It’s time for the mountains to blossom, with flowers of every conceivable color blanketing everything from the low-altitude ponderosa forests to the alpine tundra. On a hike up to Arapahoe Pass last week, every step brought a new discovery.
Usually the delicate yet showy columbine come in small bunches, tucked under aspens or rocks, places where there is more moisture. But on the trail, I saw whole hillsides of them, a sight that can melt my heart.
At an altitude of about 10,000 feet, in among the columbines were the dark purple monkshood, the purple larkspur, orange-scarlet paintbrush, tiny bluebells and the yellow sulfur buckwheat flower.
As my friend and I climbed higher toward the pass, we looked for the yellow glacier lily, with its turned-back petals, like a 1970s Farah Fawcett hairdo. This lily emerges just as the snow is melting, often appearing to grow out of the snowfields.
You have to catch it before the ground dries out, because by then it’s gone. Arapahoe Pass is the only place in the area that I have seen the glacier lily. But last week not only were they growing on the hillsides at timberline where I usually find them, but we found them in places I’ve never seen them grow before—in this case, in an old mining hole.
At the top of the pass, my friend wanted to see the alpine forget-me-nots, miniature deep blue flowers with yellow eyes, that are the first to emerge on the tundra in the spring. Alas, we were too late for them, but we found many other tundra flowers, including the cheery yellow alpine sunflowers, the dark purple silky phacelia, the pale blue sky pilot and the moss campion—small pink flowers that grow out of a ball of green moss.
Two days later, at a lower altitude at my cabin of 8500 feet, I found just as many flowers growing in profusion. It was a rainy, cool day, which made the flowers more brilliant under gray skies, brightening the mood of the day even as clouds descended over Mount Meeker.
Among the aspen trunks floated the tops of the tall cow parsnip, with their wispy, willowy forms and white, almost ethereal flowers (above). In the meadows, purple asters are starting to bloom. Emerging singly from among the green grasses is the delicate mariposa lily, with its creamy white petals (above), while yellow cinqueflowers cover the meadows (below), and the blanketflowers, or gallardia, startle with their large yellow petals inset with a dramatic red/orange center. On the rocky outcrops, the aptly named stonecrop finds gaps in the rock to collect rainwater and thrive (above).
On a recent trip to the Chicago Botanic Gardens, thousands of people daily come from all over the world (judging by their accents) to ooh and aah at the amazing display of flowers, which are maintained by a mostly unseen group of hundreds of staff members who plant, dig up and plant a constantly changing palette of flowers every few weeks, according to the season.
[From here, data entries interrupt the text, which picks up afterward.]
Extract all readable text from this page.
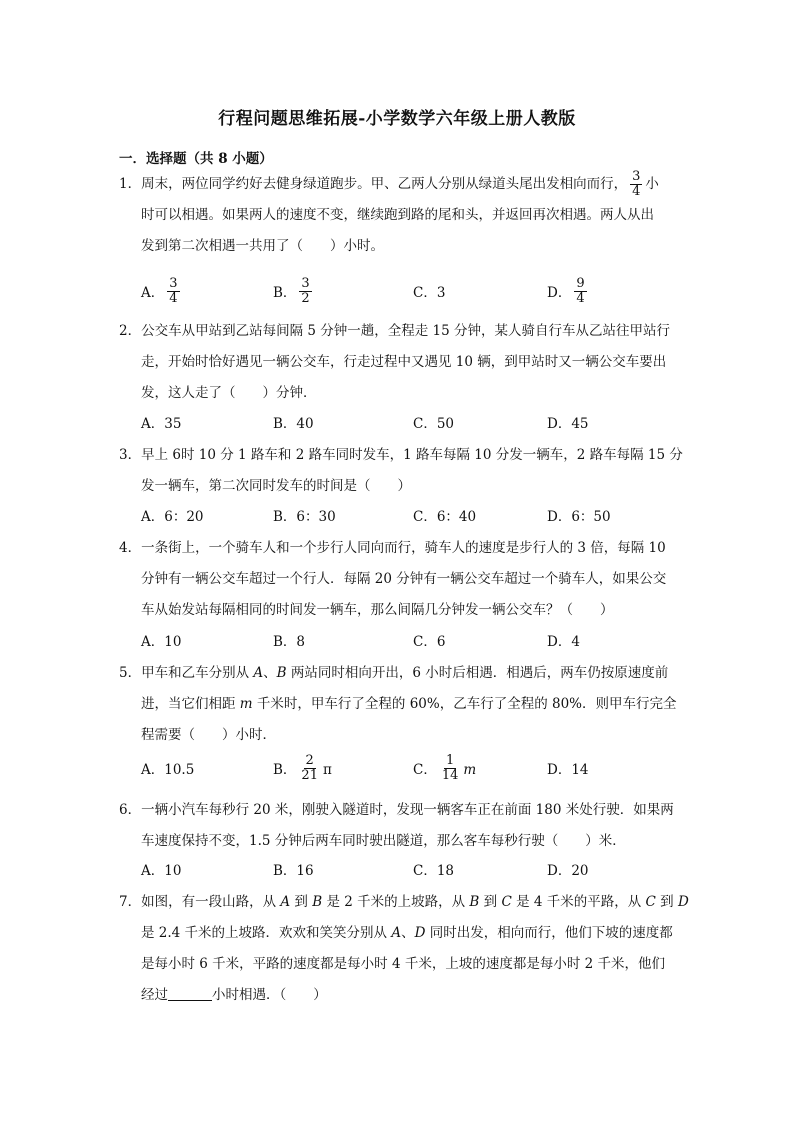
行程问题思维拓展-小学数学六年级上册人教版
一．选择题（共 8 小题）
1．周末，两位同学约好去健身绿道跑步。甲、乙两人分别从绿道头尾出发相向而行， $\frac{3}{4}$ 小
时可以相遇。如果两人的速度不变，继续跑到路的尾和头，并返回再次相遇。两人从出
发到第二次相遇一共用了（　　）小时。
A． $\frac{3}{4}$	B． $\frac{3}{2}$	C．3	D． $\frac{9}{4}$
2．公交车从甲站到乙站每间隔 5 分钟一趟，全程走 15 分钟，某人骑自行车从乙站往甲站行
走，开始时恰好遇见一辆公交车，行走过程中又遇见 10 辆，到甲站时又一辆公交车要出
发，这人走了（　　）分钟．
A．35	B．40	C．50	D．45
3．早上 6时 10 分 1 路车和 2 路车同时发车，1 路车每隔 10 分发一辆车，2 路车每隔 15 分
发一辆车，第二次同时发车的时间是（　　）
A．6：20	B．6：30	C．6：40	D．6：50
4．一条街上，一个骑车人和一个步行人同向而行，骑车人的速度是步行人的 3 倍，每隔 10
分钟有一辆公交车超过一个行人．每隔 20 分钟有一辆公交车超过一个骑车人，如果公交
车从始发站每隔相同的时间发一辆车，那么间隔几分钟发一辆公交车？（　　）
A．10	B．8	C．6	D．4
5．甲车和乙车分别从 A、B 两站同时相向开出，6 小时后相遇．相遇后，两车仍按原速度前
进，当它们相距 m 千米时，甲车行了全程的 60%，乙车行了全程的 80%．则甲车行完全
程需要（　　）小时．
A．10.5	B． $\frac{2}{21}$ π	C． $\frac{1}{14}$ m	D．14
6．一辆小汽车每秒行 20 米，刚驶入隧道时，发现一辆客车正在前面 180 米处行驶．如果两
车速度保持不变，1.5 分钟后两车同时驶出隧道，那么客车每秒行驶（　　）米．
A．10	B．16	C．18	D．20
7．如图，有一段山路，从 A 到 B 是 2 千米的上坡路，从 B 到 C 是 4 千米的平路，从 C 到 D
是 2.4 千米的上坡路．欢欢和笑笑分别从 A、D 同时出发，相向而行，他们下坡的速度都
是每小时 6 千米，平路的速度都是每小时 4 千米，上坡的速度都是每小时 2 千米，他们
经过	小时相遇．（　　）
Yet here in the wild, nature manages all on its own, effortlessly combining different patterns and colors, transforming from one set of flowers to another. Yet these plants flower for just a short amount of time, and by mid-August will be mostly gone. I can’t take them for granted. I need to savor each small masterpiece of botanic engineering. After all, these fragile pieces are only on temporary display.